90% of all millionaires become so through owning real estate.” This famous quote from Andrew Carnegie, one of the wealthiest entrepreneurs of all time, is just as relevant today as it was more than a century ago. Some of the most successful entrepreneurs in the world have built their wealth through real estate.

Which type of real estate business is most profitable? ›

Which real estate investments are the most profitable? Commercial real estate investments tend to have higher income potential than other types of investments, with the added benefit of longer leases and lower vacancy rates.

What is the 70% rule in house flipping? ›

Basically, the rule says real estate investors should pay no more than 70% of a property's after-repair value (ARV) minus the cost of the repairs necessary to renovate the home. The ARV of a property is the amount a home could sell for after flippers renovate it.

How to flip $1000 into $2000? ›

How To Flip $1,000 Dollars
  1. Buy And Resell Clothing. ...
  2. Invest In Real Estate. ...
  3. Buy & Sell Collectibles. ...
  4. Start An Online Business. ...
  5. Rent Out Assets. ...
  6. Amazon FBA. ...
  7. Invest In Dividend-Paying Stocks & ETFs. ...
  8. Stake Crypto.
May 24, 2024

How much do house flippers make a year? ›

Real Estate Flipping Salary
Annual SalaryHourly Wage
Top Earners$119,000$57
75th Percentile$100,000$48
Average$86,796$42
25th Percentile$64,500$31

Is it hard to get rich in real estate? ›

Sure, we've seen real estate boom-and-bust cycles in recent decades, but over time, owning real estate has made thousands of people rich in every part of the United States. All in all, it took me 51 years to be a real estate millionaire. But it only took me 11 years from the day I bought my first home!

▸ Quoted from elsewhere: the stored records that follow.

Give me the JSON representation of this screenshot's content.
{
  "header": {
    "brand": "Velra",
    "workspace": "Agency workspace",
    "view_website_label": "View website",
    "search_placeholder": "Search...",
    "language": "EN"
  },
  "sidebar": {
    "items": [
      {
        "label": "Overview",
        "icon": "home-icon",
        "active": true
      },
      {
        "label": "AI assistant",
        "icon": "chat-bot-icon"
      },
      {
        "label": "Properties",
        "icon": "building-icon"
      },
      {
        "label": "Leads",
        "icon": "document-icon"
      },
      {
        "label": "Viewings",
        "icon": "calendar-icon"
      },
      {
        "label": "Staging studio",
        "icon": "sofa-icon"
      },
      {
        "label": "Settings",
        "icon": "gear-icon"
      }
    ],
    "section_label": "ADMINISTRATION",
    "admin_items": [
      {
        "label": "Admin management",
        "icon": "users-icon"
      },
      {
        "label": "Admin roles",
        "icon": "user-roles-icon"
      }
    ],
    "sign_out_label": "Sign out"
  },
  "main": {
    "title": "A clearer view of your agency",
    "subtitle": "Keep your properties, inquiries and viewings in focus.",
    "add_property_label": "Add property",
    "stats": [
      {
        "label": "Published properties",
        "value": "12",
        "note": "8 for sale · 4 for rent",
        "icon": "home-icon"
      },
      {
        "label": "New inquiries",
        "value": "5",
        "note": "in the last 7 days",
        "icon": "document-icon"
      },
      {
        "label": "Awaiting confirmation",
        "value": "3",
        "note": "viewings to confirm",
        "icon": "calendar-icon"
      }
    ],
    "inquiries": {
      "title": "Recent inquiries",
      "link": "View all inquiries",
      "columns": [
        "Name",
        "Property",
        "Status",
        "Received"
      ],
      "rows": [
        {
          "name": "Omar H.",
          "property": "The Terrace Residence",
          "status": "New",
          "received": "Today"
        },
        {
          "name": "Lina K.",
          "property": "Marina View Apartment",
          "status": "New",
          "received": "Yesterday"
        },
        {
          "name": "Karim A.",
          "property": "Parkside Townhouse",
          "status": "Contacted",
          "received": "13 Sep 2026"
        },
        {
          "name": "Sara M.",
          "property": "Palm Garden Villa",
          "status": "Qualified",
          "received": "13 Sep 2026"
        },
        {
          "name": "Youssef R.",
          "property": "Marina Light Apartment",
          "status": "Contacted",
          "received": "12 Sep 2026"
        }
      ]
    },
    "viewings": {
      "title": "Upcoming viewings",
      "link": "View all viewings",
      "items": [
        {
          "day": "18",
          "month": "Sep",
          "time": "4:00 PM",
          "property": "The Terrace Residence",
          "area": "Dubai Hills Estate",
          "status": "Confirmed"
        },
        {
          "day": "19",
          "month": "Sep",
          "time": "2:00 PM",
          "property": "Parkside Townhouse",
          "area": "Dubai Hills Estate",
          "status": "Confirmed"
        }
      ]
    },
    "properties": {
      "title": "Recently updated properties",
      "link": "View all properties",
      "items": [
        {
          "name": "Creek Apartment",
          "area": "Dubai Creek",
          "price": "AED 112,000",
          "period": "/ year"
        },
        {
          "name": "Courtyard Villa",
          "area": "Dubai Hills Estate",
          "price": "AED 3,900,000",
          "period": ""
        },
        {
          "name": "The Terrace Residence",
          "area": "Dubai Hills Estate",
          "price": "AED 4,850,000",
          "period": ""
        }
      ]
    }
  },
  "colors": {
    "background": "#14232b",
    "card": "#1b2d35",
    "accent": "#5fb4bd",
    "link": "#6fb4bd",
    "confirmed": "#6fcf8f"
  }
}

Do realtors become millionaires? ›

It can be done. In fact, it has been done. But it doesn't happen by luck or accident. This is the first in a series of articles detailing how you, as a newly licensed agent, could set yourself up to be successful enough to to make $1 million in your first year.

How do rich people make money in real estate? ›

The most common way to make money in real estate is through appreciation, an increase in the property's value. Location, development, and improvements determine real estate appreciation. Real estate investors commonly rely on income from rents for residential and commercial properties.

Is 10k too little to invest? ›

$10,000 is enough to give you access to many investment options. Here are the best options for investing $10,000 through your brokerage, IRA or 401(k) account. Arielle O'Shea leads the investing and taxes team at NerdWallet.

Is 10k good to put down on a house? ›

Conventional mortgages, like the traditional 30-year fixed rate mortgage, usually require at least a 5% down payment. If you're buying a home for $200,000, in this case, you'll need $10,000 to secure a home loan.

Is $5,000 enough to invest in real estate? ›

Most people don't realize they can invest in real estate with $5,000, or $500, or even $50. They think they have to save up tens of thousands for a down payment if they bother to give it any thought at all. I used to buy rental properties directly, putting down tens of thousands on each.

Is $10,000 enough to buy land? ›

With as little as 10k, it's possible to start building a real estate portfolio that can yield financial returns and ongoing income. In this guide, we will explore the types of vacant land assets you can buy for less than 10k, the potential financial benefits, and where to start.